Reshaping data with PostgreSQL pivot tables

Image credit: Midjourney

I have been using PostgreSQL for a while and have grown fond of it over time. As a part of the Rails app I was working with, we have been logging API requests to a table. The target systems which call the API do so in bursts, and we wanted to find the frequency of these calls based on the hour of the day.

All the API calls were logged in a table with the following structure.

id	xml_content	created_at	updated_at
1	<somecontent>	timestamp	timestamp
2	<somecontent>	timestamp	timestamp
3	<somecontent>	timestamp	timestamp
4	<somecontent>	timestamp	timestamp

To better understand when we receive these requests, I wanted to segregate them by the hour for a given month. This is fairly simple, and we can write a query as below.

select (date_part('year',created_at)*100 + date_part('month',created_at)) yearmonth,
       date_part('hour',created_at) hour_of_day,
       count(1) no_of_requests
from call_logs
group by date_part('year',created_at)*100 + date_part('month',created_at),
         date_part('hour',created_at)
order by yearmonth desc, hour_of_day

The results of the query look a bit like this.

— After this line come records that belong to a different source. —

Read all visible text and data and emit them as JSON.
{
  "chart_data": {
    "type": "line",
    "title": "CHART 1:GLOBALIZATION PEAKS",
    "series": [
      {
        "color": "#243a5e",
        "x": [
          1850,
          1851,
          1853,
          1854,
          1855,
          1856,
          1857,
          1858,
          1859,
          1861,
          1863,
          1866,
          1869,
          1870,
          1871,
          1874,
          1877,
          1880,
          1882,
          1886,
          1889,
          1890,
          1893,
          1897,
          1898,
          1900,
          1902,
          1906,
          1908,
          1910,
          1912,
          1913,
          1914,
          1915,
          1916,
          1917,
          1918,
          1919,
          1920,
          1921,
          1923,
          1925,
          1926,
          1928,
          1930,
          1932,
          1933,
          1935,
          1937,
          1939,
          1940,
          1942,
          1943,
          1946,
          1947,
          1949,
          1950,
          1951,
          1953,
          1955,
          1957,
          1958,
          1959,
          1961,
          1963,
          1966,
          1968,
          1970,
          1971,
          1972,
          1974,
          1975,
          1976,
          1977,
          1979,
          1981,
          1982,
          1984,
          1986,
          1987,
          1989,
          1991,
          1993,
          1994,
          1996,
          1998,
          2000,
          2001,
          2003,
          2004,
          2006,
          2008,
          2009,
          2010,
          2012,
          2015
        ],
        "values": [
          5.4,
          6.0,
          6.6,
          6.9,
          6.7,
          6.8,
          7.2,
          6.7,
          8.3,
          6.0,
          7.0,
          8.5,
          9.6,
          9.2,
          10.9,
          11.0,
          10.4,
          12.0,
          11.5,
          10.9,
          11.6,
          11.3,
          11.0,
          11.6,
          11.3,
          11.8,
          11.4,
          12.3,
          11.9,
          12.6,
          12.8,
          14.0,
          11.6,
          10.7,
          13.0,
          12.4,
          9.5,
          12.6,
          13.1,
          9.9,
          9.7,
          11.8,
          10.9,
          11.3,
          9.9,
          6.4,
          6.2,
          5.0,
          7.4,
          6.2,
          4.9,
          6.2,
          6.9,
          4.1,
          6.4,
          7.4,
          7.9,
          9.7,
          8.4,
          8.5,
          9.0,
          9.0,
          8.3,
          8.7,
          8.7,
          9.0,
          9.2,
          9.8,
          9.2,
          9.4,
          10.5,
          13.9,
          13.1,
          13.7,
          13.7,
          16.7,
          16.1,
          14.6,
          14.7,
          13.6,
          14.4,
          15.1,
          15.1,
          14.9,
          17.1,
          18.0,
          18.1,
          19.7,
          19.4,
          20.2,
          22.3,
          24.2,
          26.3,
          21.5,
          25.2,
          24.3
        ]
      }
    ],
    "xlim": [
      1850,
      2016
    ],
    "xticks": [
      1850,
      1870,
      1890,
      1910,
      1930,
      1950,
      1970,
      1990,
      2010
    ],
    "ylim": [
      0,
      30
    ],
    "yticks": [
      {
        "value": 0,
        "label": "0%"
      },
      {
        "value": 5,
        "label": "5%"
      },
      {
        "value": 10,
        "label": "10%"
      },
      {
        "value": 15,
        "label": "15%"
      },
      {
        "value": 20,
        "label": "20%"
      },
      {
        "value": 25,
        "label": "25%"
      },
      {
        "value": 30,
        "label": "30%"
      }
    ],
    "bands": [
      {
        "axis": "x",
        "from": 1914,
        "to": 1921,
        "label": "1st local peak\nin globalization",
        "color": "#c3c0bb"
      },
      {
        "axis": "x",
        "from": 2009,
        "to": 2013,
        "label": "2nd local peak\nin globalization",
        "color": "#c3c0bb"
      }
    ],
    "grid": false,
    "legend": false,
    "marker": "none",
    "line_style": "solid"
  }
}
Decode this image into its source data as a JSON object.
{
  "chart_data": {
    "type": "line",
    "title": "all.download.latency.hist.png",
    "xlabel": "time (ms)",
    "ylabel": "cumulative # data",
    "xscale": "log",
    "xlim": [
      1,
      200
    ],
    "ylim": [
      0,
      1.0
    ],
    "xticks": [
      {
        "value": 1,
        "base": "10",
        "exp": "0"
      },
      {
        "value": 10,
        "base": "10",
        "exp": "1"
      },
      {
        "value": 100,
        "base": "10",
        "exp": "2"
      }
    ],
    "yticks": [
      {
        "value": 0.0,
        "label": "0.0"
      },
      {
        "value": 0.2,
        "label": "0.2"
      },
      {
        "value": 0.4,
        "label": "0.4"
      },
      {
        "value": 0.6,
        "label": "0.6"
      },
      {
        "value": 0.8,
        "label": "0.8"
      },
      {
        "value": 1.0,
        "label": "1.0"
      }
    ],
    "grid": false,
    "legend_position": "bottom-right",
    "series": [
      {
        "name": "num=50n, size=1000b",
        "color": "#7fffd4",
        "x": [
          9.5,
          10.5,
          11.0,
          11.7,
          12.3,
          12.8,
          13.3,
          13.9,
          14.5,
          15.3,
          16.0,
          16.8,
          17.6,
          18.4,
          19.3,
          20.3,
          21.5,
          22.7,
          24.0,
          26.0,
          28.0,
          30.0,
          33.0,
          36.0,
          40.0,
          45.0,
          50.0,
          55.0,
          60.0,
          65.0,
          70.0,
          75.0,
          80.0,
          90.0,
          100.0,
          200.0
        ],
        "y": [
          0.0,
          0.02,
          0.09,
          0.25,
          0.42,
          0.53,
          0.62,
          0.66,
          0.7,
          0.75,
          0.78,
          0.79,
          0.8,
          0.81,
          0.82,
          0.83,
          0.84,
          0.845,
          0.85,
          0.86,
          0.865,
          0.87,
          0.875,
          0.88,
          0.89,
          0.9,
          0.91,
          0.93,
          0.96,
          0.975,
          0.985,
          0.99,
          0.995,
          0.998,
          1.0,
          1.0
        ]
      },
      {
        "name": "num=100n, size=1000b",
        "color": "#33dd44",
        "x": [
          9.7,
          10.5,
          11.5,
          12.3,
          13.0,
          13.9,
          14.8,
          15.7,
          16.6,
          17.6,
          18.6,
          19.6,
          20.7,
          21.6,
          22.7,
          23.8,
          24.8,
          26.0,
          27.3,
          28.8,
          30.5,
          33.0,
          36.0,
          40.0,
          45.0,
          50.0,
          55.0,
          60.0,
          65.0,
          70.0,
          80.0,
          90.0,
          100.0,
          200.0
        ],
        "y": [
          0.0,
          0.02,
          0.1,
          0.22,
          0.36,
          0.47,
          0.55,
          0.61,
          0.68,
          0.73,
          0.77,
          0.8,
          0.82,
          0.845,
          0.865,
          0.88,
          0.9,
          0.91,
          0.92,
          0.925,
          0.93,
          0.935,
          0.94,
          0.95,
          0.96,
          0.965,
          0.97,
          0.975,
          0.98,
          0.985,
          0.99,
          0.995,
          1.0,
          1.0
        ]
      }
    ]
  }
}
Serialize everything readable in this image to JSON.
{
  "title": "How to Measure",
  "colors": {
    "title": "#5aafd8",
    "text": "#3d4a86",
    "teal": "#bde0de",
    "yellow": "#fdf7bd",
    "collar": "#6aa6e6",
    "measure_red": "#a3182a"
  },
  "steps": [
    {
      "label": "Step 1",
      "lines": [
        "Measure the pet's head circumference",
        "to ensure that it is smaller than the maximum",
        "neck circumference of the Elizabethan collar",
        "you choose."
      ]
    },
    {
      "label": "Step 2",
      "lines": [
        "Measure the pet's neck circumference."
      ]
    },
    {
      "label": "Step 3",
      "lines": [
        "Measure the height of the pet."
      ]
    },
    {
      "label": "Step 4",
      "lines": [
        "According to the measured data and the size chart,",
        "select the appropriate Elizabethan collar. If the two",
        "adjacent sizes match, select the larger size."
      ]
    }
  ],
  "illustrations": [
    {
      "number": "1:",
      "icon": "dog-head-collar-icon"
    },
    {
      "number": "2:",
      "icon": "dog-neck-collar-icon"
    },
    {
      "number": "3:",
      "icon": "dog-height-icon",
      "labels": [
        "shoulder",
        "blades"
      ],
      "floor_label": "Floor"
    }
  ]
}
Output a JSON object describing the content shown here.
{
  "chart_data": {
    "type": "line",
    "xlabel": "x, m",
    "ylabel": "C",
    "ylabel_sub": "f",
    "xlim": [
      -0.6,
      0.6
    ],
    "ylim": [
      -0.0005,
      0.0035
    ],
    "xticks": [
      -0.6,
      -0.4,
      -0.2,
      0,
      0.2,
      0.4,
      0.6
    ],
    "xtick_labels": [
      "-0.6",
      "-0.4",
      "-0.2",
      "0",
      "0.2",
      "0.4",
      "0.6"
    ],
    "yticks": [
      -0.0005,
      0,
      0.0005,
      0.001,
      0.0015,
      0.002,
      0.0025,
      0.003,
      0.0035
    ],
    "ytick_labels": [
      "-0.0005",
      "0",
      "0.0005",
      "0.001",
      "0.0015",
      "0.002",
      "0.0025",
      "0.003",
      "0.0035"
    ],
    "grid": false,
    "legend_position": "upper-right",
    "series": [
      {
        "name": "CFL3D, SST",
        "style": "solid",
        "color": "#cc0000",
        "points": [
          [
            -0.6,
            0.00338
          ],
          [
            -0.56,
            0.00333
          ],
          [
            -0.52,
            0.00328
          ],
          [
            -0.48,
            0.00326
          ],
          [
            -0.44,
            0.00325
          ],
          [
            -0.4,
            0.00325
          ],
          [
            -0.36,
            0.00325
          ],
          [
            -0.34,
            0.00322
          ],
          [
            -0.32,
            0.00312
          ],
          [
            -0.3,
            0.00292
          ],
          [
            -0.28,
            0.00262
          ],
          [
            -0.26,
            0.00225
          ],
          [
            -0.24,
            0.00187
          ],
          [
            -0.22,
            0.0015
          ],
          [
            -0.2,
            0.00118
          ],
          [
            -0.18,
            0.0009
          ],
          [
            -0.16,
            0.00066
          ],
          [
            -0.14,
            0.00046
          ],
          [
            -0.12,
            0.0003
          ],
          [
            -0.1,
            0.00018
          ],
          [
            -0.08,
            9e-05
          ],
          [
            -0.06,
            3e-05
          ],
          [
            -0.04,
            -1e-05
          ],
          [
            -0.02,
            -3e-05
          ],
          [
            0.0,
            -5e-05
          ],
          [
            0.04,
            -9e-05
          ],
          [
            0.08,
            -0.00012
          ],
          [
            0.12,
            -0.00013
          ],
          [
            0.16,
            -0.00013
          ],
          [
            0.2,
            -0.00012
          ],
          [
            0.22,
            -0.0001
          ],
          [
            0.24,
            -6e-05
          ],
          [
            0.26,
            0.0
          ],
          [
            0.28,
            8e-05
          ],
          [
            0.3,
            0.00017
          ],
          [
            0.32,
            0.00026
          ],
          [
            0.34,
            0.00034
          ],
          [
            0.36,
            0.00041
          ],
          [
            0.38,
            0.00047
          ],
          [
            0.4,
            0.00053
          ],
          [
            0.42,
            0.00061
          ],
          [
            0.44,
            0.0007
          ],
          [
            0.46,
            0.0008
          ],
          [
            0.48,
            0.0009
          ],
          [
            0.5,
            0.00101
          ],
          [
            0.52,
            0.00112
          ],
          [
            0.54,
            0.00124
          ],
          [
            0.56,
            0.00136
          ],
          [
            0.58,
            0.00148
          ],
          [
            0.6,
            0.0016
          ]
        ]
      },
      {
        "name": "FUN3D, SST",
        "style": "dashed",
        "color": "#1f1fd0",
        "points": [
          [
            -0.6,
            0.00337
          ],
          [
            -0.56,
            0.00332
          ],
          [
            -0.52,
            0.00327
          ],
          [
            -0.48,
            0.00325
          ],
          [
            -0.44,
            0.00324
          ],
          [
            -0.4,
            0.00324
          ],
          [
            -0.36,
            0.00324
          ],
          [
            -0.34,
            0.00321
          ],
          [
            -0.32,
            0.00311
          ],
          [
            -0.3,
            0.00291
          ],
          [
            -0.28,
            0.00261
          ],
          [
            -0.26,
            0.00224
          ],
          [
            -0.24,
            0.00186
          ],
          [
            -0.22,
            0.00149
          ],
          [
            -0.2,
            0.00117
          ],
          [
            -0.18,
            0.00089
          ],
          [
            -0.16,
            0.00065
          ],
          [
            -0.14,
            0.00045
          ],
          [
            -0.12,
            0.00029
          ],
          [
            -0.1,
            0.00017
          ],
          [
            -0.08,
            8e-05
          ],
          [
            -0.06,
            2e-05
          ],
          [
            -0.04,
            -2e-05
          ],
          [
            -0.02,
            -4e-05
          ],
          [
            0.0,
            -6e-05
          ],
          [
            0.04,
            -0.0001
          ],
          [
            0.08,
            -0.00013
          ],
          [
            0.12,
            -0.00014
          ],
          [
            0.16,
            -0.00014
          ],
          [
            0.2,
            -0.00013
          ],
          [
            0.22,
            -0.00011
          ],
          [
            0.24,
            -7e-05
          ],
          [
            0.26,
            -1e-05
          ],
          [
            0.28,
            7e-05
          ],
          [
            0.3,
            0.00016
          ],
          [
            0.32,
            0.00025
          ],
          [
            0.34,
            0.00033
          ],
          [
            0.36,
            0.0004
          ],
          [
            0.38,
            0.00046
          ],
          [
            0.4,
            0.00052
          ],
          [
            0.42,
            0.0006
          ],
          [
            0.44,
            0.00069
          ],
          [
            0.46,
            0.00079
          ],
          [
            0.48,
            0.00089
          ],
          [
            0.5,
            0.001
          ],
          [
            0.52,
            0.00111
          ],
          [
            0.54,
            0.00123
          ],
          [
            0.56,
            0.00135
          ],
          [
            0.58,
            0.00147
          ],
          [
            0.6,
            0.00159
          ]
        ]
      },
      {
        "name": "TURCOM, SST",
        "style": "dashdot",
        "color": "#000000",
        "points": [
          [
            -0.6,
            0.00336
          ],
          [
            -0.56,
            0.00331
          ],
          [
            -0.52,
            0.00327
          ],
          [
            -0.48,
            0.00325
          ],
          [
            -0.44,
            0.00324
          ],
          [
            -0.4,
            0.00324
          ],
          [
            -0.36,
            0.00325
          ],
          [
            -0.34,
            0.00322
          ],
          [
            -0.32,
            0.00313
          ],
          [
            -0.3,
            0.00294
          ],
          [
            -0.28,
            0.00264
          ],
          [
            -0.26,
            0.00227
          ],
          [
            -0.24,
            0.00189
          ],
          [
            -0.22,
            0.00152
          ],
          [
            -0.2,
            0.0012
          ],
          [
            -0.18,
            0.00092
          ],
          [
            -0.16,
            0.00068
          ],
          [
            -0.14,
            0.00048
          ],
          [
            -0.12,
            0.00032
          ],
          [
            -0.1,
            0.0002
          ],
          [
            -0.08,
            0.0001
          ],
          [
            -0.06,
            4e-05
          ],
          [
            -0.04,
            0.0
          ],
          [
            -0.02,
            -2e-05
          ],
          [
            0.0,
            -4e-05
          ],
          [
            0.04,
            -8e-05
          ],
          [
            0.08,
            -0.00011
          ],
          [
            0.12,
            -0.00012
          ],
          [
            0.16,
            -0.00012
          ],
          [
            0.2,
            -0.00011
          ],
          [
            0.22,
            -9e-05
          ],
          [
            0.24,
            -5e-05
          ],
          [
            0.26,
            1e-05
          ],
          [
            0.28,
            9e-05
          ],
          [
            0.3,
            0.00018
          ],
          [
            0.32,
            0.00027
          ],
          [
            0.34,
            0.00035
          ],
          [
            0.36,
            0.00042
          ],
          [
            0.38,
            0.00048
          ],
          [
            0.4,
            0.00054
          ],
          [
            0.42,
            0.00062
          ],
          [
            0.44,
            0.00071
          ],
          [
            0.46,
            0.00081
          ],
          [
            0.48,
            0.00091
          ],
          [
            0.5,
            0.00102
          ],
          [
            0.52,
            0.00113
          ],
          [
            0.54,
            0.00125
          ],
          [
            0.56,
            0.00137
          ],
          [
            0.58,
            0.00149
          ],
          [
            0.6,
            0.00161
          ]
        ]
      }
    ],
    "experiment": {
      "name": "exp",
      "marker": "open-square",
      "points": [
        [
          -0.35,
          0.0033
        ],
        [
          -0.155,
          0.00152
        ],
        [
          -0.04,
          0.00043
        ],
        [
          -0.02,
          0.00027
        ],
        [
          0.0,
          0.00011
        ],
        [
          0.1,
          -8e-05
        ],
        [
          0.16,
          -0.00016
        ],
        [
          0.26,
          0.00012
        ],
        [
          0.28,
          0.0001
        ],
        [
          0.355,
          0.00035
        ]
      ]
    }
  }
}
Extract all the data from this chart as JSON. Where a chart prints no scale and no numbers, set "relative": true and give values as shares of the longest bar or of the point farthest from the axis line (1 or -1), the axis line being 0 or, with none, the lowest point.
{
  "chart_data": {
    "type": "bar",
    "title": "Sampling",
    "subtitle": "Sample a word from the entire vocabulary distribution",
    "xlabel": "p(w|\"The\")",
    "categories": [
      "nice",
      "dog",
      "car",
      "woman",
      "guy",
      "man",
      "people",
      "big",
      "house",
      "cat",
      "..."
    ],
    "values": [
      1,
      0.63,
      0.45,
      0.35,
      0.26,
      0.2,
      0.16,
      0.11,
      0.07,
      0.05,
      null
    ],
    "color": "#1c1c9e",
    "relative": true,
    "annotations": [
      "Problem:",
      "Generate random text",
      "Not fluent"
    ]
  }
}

yearmonth	hour_of_day	no_of_requests
201504	00	2500
201504	01	2200
201504	02	2123
…	…	…
201503	11	1282
…	…	…

Although this gives the necessary data that we need, it would be easier if the hours appeared as columns rather than rows. Our Postgres query will have to change the shape of the result set based on the number of hours returned in the query.

Postgres has an extension that provides crosstab functionality to create pivot table-like structures called tablefunc. The syntax is a bit verbose, but essentially the crosstab function has the following signature. There are other crosstab signatures, but I will leave it as an exercise for the reader to explore the other signatures.

crosstab(dataset_query::text, category_query::text)
-- returns setof records

We have already written our query to return the dataset. The dataset query should always produce rows with 3 columns. The first column takes the row key. The values in the second column become actual columns on which that table is pivoted. The values in the third column are associated with the values in the second column and appear as values under the column bearing the same value in the crosstab record set.

As this returns a set of records, we will have to typecast the returned records set as a table. If you have a lot of categories returned by the second query, it becomes a bit of a pain to describe it. In our case, since the second column is hour numbers, it can take values from 0 to 23. So we use generate_seriesfunction to generate the values.

Since our query has single quotes, we need to escape them properly. Postgres has dollar-quoted strings that let us express queries within $tag$ tags and it auto-escapes the quotes for us. This makes the query quite readable. So the resulting final query looks a bit like this.

select * from crosstab(
  -- dataset query
  $q$select (date_part('year',created_at)*100 +
    date_part('month',created_at)) yearmonth, date_part('hour',created_at)
  hour_of_day, count(1) no_of_requests 
  from call_logs
  group by date_part('year',created_at)*100 + date_part('month',created_at),
  date_part('hour',created_at) order by yearmonth desc, hour_of_day$q$,
  -- category query
  $q$ select * from generate_series(0,23)$q$) 
as (datepart float, h00 bigint, h01 bigint, h02 bigint, 
                   h03 bigint, h04 bigint, h05 bigint, h06 bigint, 
                   h07 bigint, h08 bigint, h09 bigint, h10 bigint, 
                   h11 bigint, h12 bigint, h13 bigint, h14 bigint,
                   h15 bigint, h16 bigint, h17 bigint, h18 bigint, 
                   h19 bigint, h20 bigint, h21 bigint, h22 bigint, 
                   h23 bigint);

This produces a result that looks like this.

yearmonth	h00	h01	h02	h03	…	h22	h23
201504	2312	2323	2323	2311	…	2223	1132
201503	2322	2323	2263	2311	…	2223	1132

This extension makes it very easy to visualize tabular data with PostgreSQL using pivot tables.